Package Primary Role Common Functions / Features Typical Use Cases
ggrepel Non-overlapping labels geom_text_repel(), geom_label_repel() Label points in scatterplots without overlap
gganimate Animated graphics transition_*(), animate() Time series animation, evolving data visualizations
ggthemes Additional themes and scales theme_*() Publication-ready themes and styling
patchwork Combine multiple plots +, plot_layout() Multi-panel figure composition
cowplot Plot arrangement and annotation plot_grid(), draw_plot() Publication layouts and aligned figures
ggpubr Publication-oriented helpers ggarrange(), stat_compare_means() Statistical annotations and quick publication plots
GGally Exploratory multivariate graphics ggpairs() Pairwise scatterplot matrices and correlation exploration
ggridges Ridgeline plots geom_density_ridges() Comparing distributions across groups
ggforce Extended geoms and layouts geom_mark_*(), facet_zoom() Advanced annotations and specialized layouts
ggdist Distribution visualizations stat_halfeye(), stat_slab() Bayesian and uncertainty visualization
ggbeeswarm Improved categorical scatterplots geom_beeswarm(), geom_quasirandom() Reduce overplotting while preserving distributions
ggmosaic Mosaic plots geom_mosaic() Visualizing contingency tables
sf Spatial plotting integration geom_sf() Geographic and spatial data visualization
ggmap Background maps and geocoding get_map(), ggmap() Overlaying data on geographic maps
leaflet* Interactive maps leaflet(), addTiles() Interactive web-based spatial visualization
plotly* Interactive ggplot conversion ggplotly() Convert ggplot2 graphics into interactive plots
treemapify Treemap visualizations geom_treemap() Hierarchical area-based displays
viridis Perceptually uniform color scales scale_fill_viridis_*() Accessible and colorblind-friendly palettes
hrbrthemes Modern typography-focused themes theme_ipsum() Clean publication and dashboard styling
tidytext Text visualization integration reorder_within() Text mining and NLP visualizations
directlabels Direct labeling of plot elements geom_dl() Replace legends with direct labels
geomtextpath Text along paths and curves geom_textpath() Label lines directly on plots
paletteer Unified palette access scale_color_paletteer_*() Access palettes from many R packages
camcorder Recording plot changes gg_record() Creating animations from iterative plotting

* Not technically ggplot2 extension packages in the same sense, but commonly used alongside ggplot2 workflows.

4.8 Summary

Data Visualization, creating graphics or plots, is a core skill in data science to both explore the data to find the signal, as well as to communicate the results to others.

The tidyverse in R (and Seaborn/matplotlib in python) provide many tools for creating interesting and beautiful plots.

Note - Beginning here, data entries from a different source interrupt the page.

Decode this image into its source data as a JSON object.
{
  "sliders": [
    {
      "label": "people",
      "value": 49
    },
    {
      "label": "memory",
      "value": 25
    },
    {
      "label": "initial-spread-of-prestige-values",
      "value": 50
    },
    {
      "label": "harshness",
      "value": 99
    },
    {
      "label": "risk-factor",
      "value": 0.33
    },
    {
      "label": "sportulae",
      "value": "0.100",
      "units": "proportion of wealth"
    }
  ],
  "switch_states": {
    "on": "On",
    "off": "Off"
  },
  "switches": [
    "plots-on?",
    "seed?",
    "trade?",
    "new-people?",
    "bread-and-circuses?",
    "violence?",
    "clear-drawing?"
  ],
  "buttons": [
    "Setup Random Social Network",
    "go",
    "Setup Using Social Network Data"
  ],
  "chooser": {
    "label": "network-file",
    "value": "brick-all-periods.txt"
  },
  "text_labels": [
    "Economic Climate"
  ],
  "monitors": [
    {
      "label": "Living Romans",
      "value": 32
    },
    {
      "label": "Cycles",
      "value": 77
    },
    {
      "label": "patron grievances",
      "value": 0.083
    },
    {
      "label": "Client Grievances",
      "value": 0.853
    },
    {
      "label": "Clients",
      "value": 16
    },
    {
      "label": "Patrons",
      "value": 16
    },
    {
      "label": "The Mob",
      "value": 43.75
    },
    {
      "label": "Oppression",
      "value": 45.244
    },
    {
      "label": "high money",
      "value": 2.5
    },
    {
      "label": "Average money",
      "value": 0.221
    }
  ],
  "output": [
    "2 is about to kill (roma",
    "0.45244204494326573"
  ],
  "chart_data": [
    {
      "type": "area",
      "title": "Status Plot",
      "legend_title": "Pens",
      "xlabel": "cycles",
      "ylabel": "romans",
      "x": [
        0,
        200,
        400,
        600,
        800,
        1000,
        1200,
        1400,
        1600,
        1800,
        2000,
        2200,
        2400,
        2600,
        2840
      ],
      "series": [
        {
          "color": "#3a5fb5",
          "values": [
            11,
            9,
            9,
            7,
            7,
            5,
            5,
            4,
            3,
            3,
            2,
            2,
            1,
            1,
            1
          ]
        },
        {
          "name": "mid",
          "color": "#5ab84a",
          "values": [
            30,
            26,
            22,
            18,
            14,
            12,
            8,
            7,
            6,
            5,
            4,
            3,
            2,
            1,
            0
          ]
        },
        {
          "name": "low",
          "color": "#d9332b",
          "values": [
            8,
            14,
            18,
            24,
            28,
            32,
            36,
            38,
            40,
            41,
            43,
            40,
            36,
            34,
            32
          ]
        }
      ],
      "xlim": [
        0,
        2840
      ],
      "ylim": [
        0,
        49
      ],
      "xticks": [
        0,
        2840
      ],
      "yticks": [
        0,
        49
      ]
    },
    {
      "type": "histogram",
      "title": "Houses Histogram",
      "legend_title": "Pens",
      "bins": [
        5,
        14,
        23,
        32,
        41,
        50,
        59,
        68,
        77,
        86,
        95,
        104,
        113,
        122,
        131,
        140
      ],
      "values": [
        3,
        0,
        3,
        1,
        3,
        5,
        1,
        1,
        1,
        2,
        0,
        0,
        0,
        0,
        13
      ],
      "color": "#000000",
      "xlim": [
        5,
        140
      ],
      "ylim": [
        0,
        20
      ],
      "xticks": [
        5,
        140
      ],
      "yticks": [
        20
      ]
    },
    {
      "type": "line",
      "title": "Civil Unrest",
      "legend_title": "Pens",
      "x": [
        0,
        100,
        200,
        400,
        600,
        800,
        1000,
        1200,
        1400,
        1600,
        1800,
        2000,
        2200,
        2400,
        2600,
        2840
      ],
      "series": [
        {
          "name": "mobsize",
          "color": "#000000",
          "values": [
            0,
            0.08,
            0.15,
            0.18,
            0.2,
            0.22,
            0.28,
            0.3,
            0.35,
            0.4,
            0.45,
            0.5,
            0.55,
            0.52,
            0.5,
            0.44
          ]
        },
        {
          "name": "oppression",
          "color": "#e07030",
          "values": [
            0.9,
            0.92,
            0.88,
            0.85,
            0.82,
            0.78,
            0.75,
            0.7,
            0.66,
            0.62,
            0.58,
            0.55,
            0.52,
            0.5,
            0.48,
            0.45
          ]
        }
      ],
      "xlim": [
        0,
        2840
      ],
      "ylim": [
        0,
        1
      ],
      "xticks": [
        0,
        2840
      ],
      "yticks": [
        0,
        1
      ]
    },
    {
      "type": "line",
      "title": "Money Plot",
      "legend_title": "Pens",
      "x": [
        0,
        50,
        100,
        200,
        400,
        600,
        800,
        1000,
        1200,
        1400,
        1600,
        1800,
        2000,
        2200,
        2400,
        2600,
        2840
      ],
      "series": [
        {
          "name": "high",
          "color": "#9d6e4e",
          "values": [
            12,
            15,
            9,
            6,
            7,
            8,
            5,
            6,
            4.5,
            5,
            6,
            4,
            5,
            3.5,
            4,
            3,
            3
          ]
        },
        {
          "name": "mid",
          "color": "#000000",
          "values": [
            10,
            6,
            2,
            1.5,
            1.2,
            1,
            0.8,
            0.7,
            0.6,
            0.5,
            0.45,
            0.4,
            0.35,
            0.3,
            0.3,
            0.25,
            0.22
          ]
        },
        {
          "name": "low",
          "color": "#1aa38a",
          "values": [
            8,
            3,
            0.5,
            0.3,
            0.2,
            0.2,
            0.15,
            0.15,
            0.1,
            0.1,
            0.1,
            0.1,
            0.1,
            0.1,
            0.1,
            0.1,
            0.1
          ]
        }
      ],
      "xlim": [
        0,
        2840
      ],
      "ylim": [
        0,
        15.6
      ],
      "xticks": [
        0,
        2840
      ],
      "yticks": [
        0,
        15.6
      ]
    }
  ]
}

Enjoy!

4.9 Exercise 04: Multivariate Analysis

Use the same dataset as in the lecture.

  1. For two numerical variables, plot a scatterplot and line of best fit.

For this same line, print out the summary results. Type into a comment to report whether this linear model is statistically significant at the 95% confidence level. Type out the formula that is the equation of your line of best fit. (Note: use coef to give you the slope and intercept, but look at the graphic to figure out which is which.)

  1. Using tidyverse, plot a scatterplot colored by a categorical variable.

  2. Plot a scatterplot colored by a numerical variable.

(If your data set contains only two numerical variables, you may have to re-use one of the variables used already. This is fine, even though it’s a bit pointless.)

  1. Layer two plots on top of each other

Suggest using the + twice in the same plot. This could be a scatterplot with a curve on top, but it doesn’t have to be.

  1. Make some hypotheses

Since the next lesson will discuss statistical tests, pose some hypotheses about relationships between the variables you’ve observed. Write these down in your Quarto notebook, both so that you don’t forget and to help you work things out.